The company also said it has added features to its MongoDB Stitch serverless platform that will make it easier to use. Stitch Mobile Sync, which was announced last summer as a beta launch, can sync data and changes between mobile devices and back-end databases. According to the company’s announcement, this enables applications to have real-time data. “Previously, this could only be done by installing an alternative or feature-limited database within the mobile application which resulted in cumbersome extra management, complicated syncing and reduced functionality,” the company said.
In addition, developers can use the MongoDB Stitch SDK to query mobile and IoT data “any way they want with local reads and writes, native JSON storage, indexing and aggregations,” the company said.
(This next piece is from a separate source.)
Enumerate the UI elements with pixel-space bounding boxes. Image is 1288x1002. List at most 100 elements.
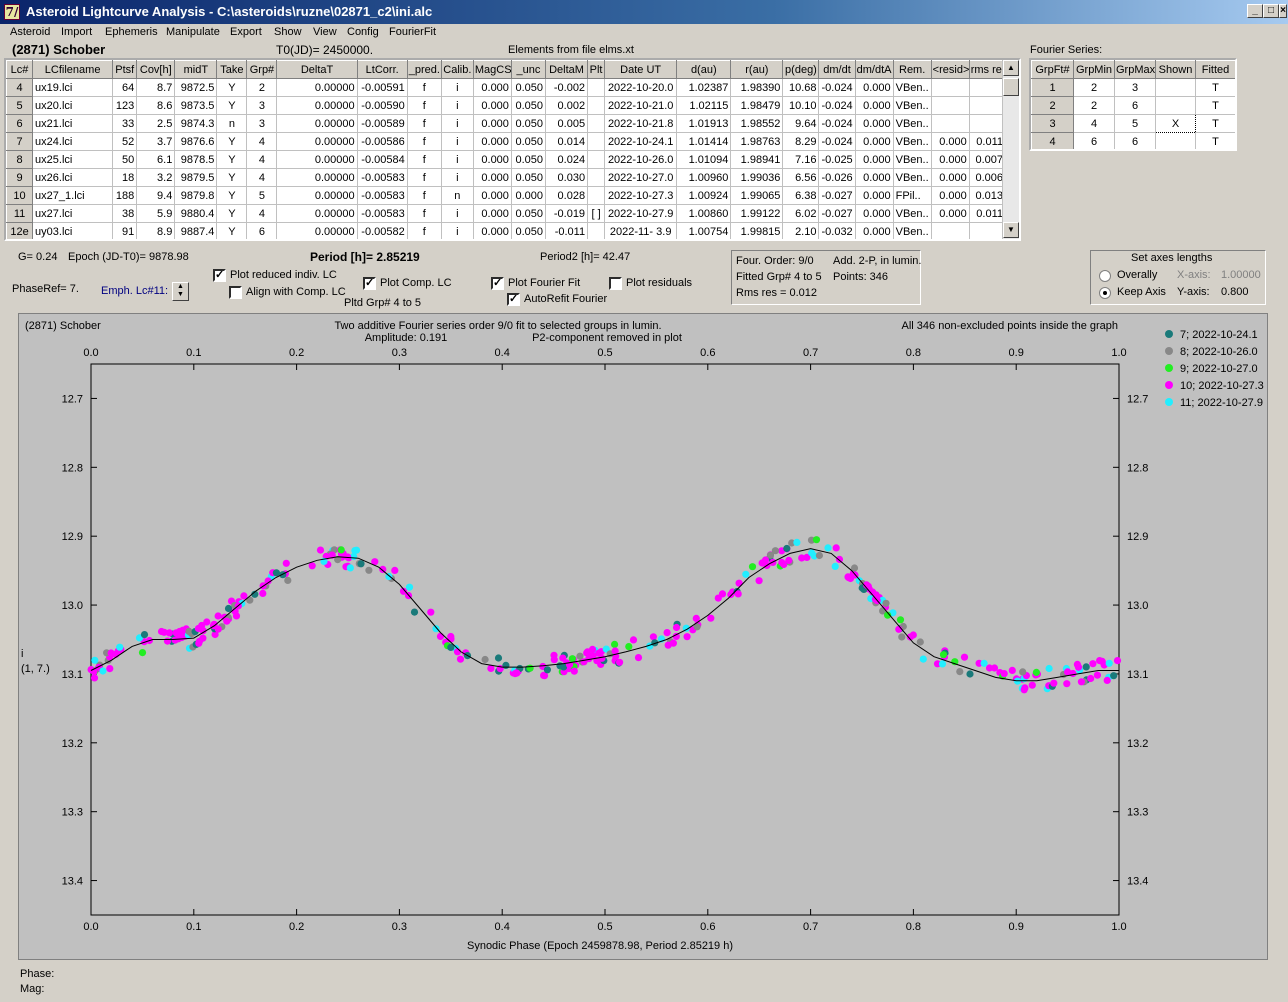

“Our latest product announcements are united by a common theme – giving developers a uniform way to work with data wherever they need to,” Eliot Horowitz, MongoDB CTO and co-founder, said in the announcement. “Using the same database on platforms from the edge to the cloud, and a serverless platform that detects, synchronizes, and responds to data changes in real time, customers can dramatically accelerate their ability to create a sustainable competitive advantage… Businesses can build functionality faster, scale to millions of users wherever they are on the planet, and cut costs.”
Updates to Stitch include integration with more than 20 AWS services, additional authentication providers, multiple MongoDB Atlas database-as-a-service clusters, and any application code via MongoDB’s drivers. The company said it has made these available to developers without them needing to learn new APIs or write back-end code.
Atlas, which has been available on the three major cloud platforms (AWS, Microsoft Azure, Google Cloud Platform) since last June, is now available as a free tier on Microsoft Azure, and available in 26 Azure regions, the company announced.
Further, MongoDB has extended its AWS multi-region support to its first regions in Europe and Asia-Pacific and to US East 1 and West 2.